In summary, employers should consider, and where appropriate implement, appropriate measures; explain those measures to their employees; and explain the steps they are taking to monitor the situation.
If employee or worker (‘Staff’ hereinafter) must be paid SSP (or company sick pay, if applicable) where:-
- Have Coronavirus;
- Coronavirus symptoms (high temperature and/or continuous cough);
- Told to self-isolate by doctor or 111 and cannot work
SSP for Coronavirus-related absence payable from day one and employers with less than 250 staff will be reimbursed for any SSP paid to staff for first 14 days of sickness related to Coronavirus.
Employers expected to be flexible – e.g. staff may not be able to provide a sick note if they’ve been told to self—isolate for more than 7 days.
1. Unwilling to attend because concerned about Coronavirus:-
- Listen to concerns and try and find resolution (e.g. work from home) or suggest take time as holiday or unpaid leave
- If agreed resolution cannot be found and staff refuse to attend without good cause, disciplinary action could be taken – if absence unauthorised not entitled to pay as not willing to attend work
- Be careful of any discrimination angle
2. Caring for dependants/schools shut down/transport disrupted:-
- Staff can request unpaid time off work to deal with domestic emergencies. Further details here:- https://www.gov.uk/time-off-for-dependants; or
- Allow staff to take as holiday
3. Lack of work / decreased requirement for staff due to Coronavirus:-
- If staff not sick but we tell them not to come into work – entitled to usual pay
- We can designate dates on which staff must take holiday i.e. in case of shutdown, but must give 2 x as much notice as holiday for e.g. 10 days’ notice for holiday of 5 days;
- Lay-off (temporary measure);
- Salary reductions; or
- Redundancies (longer term).
Please contact Attwells Solicitors for further advice and a full list of options.

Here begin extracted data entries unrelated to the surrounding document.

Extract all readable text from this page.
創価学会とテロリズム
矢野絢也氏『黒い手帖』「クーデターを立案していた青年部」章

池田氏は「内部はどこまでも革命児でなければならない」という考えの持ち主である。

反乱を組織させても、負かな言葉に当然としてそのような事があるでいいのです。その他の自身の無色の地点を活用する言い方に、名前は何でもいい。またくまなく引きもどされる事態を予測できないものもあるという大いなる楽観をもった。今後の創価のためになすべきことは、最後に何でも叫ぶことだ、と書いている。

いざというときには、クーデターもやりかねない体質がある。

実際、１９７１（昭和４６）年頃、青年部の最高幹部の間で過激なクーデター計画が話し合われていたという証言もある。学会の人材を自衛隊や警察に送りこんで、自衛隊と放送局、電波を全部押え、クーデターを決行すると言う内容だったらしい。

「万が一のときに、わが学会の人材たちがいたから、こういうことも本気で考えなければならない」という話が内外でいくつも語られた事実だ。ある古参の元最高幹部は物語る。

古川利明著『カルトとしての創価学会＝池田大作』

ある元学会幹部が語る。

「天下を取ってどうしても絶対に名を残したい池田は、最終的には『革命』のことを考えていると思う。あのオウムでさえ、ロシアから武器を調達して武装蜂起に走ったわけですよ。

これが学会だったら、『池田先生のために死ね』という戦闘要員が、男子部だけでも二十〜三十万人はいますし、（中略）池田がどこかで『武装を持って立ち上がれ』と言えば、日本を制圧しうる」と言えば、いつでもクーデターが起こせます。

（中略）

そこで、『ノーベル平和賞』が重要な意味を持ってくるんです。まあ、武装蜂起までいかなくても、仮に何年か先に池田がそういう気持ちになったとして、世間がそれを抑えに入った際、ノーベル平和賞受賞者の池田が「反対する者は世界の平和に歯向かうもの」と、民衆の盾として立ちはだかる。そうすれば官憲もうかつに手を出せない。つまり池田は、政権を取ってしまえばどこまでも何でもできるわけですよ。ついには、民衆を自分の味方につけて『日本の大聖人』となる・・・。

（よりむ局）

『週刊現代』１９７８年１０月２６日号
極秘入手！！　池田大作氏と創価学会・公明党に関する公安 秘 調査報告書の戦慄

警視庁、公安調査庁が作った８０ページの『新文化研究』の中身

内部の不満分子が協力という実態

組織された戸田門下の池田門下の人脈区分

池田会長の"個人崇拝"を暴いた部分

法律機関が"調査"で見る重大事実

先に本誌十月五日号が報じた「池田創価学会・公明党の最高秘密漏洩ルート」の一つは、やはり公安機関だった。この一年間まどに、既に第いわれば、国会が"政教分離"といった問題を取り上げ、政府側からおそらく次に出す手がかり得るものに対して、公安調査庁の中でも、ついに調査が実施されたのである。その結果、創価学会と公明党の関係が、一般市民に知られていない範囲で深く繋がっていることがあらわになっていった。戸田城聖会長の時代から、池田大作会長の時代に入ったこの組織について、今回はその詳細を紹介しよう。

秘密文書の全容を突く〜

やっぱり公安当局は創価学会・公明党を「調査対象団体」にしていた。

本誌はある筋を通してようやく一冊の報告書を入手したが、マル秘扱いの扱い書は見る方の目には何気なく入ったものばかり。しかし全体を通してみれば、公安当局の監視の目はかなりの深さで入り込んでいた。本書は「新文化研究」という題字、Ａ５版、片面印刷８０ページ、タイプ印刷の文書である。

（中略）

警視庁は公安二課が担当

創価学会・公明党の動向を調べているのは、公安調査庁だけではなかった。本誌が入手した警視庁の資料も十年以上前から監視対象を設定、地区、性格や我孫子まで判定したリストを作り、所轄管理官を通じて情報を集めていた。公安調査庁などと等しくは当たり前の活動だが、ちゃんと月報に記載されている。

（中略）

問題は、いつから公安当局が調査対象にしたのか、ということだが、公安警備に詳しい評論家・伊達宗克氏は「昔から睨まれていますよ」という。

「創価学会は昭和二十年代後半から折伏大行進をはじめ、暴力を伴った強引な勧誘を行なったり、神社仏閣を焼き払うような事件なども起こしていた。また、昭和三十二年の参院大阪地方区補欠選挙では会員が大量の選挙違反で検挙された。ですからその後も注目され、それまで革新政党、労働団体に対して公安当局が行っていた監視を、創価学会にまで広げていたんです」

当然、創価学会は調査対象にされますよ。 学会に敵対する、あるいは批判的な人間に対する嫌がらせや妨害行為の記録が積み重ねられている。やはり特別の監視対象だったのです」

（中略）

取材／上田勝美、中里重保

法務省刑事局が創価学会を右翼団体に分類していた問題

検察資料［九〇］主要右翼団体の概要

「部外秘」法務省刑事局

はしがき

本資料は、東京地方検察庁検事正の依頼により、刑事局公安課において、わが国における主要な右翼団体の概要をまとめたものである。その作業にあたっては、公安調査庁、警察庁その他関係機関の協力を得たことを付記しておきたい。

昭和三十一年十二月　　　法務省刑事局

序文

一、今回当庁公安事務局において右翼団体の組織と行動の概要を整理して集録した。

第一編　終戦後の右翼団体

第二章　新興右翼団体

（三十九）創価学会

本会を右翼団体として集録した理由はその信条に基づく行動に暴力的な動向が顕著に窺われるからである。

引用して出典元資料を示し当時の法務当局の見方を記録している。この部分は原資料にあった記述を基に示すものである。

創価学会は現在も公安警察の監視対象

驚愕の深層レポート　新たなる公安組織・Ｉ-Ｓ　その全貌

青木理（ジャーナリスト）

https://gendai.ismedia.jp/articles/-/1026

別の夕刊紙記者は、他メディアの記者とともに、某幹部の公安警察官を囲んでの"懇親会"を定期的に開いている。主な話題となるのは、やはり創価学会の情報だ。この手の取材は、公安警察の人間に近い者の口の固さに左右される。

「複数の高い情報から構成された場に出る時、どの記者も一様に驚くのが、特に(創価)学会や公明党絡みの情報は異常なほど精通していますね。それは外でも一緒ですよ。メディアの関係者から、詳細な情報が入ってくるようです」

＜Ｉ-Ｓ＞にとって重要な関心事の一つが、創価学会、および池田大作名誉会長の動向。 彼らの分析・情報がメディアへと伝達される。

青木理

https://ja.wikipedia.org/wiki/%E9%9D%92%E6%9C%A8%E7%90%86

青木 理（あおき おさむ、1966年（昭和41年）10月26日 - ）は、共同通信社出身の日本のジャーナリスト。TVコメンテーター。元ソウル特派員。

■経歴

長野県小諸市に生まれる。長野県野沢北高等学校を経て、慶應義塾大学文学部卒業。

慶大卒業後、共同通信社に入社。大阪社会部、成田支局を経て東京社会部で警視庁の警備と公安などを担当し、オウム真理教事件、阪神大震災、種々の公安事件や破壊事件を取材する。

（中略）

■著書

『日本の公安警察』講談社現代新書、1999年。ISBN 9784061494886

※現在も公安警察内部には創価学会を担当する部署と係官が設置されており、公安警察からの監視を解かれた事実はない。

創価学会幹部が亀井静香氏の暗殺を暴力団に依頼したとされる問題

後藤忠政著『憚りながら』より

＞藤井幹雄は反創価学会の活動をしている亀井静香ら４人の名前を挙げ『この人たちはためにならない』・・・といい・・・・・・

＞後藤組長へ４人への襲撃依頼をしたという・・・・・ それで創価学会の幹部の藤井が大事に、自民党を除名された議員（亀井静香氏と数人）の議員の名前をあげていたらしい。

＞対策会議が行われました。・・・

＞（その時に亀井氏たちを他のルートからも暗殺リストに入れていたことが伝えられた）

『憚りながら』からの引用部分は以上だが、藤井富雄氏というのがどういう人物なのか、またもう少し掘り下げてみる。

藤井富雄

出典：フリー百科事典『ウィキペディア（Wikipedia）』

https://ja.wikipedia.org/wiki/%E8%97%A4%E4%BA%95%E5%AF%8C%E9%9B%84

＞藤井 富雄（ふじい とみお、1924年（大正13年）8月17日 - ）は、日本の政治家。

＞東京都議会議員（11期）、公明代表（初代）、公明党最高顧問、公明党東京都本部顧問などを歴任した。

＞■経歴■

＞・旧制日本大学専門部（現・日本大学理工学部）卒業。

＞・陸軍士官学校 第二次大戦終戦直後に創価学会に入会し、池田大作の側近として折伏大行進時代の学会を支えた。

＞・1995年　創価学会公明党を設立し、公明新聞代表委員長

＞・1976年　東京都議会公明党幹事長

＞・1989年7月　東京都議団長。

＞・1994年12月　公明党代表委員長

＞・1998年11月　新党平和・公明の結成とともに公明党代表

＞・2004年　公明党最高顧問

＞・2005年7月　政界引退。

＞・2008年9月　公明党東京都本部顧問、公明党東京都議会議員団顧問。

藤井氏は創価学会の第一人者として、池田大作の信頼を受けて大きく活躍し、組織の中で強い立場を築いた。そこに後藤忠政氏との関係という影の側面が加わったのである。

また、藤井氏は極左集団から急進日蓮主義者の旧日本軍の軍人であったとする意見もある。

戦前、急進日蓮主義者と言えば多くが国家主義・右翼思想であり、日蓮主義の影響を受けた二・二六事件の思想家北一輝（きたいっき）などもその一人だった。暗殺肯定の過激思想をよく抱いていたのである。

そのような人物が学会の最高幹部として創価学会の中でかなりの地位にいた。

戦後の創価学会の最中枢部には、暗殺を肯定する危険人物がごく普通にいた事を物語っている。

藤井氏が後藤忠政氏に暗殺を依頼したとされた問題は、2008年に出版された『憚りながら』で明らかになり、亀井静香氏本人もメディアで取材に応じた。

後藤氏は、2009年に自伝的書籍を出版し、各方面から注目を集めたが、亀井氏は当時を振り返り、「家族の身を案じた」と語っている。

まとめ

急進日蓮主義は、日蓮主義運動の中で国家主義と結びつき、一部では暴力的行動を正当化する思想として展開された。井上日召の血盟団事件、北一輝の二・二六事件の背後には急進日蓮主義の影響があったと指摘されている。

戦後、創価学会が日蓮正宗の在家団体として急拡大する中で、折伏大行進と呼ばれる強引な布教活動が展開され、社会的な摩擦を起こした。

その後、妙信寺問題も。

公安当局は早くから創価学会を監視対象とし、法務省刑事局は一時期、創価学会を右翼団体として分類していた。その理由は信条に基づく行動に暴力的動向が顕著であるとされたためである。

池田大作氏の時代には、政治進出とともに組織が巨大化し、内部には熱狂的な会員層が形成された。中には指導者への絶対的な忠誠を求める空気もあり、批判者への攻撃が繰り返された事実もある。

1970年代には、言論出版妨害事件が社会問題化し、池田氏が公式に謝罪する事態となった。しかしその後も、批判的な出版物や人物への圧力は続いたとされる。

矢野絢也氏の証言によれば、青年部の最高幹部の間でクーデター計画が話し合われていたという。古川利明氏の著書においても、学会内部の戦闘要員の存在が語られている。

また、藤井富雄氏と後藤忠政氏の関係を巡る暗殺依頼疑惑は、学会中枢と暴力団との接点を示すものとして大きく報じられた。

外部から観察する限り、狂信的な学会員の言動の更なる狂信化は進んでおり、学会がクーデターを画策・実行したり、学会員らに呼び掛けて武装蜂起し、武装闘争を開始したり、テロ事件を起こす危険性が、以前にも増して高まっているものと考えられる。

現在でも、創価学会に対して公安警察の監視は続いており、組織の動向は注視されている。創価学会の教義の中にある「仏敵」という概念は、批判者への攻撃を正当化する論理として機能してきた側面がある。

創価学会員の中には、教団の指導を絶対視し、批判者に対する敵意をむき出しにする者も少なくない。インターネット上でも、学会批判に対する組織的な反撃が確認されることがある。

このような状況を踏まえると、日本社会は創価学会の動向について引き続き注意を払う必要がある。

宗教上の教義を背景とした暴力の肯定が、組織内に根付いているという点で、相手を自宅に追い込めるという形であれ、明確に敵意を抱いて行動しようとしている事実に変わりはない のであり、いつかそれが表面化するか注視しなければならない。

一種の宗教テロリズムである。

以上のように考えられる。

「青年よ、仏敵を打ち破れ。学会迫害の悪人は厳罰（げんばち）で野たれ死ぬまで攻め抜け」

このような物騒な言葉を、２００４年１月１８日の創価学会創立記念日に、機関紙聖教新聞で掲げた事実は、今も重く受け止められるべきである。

4. Can we send someone home to self-isolate (e.g. is exhibiting symptoms, think exposed to Coronavirus etc.?
- Yes. suggest remote working first but if not achievable, H&S risk in protecting other staff would outweigh employment law risk in suspending them – continue to pay them normally and no right for worker to be given work (albeit could offer remote working
- Where staff member working from home still entitled to usual pay
- Medical suspension legislation very narrow and unlikely to applied to Coronavirus
5. At what point should an employer close the workplace?
Acas guidance advises that if someone with COVID-19 comes into a workplace, the workplace does not necessarily have to close.
In England, the local Public Health England Health Protection Team (HPT) will get in contact with the employer to:-
- Discuss the case.
- Identify people who have been in contact with the affected person.
- Carry out a risk assessment.
- Advise on any actions or precautions to take.
A risk assessment of each setting will be undertaken by the HPT with the lead responsible person. Advice on the management of staff and members of the public will be based on this assessment.
The HPT will also be in contact with the case directly to advise on isolation and identifying other contacts and will be in touch with any contacts of the case to provide them with appropriate advice.
Advice on cleaning of communal areas such as offices or toilets will also be given by the HPT.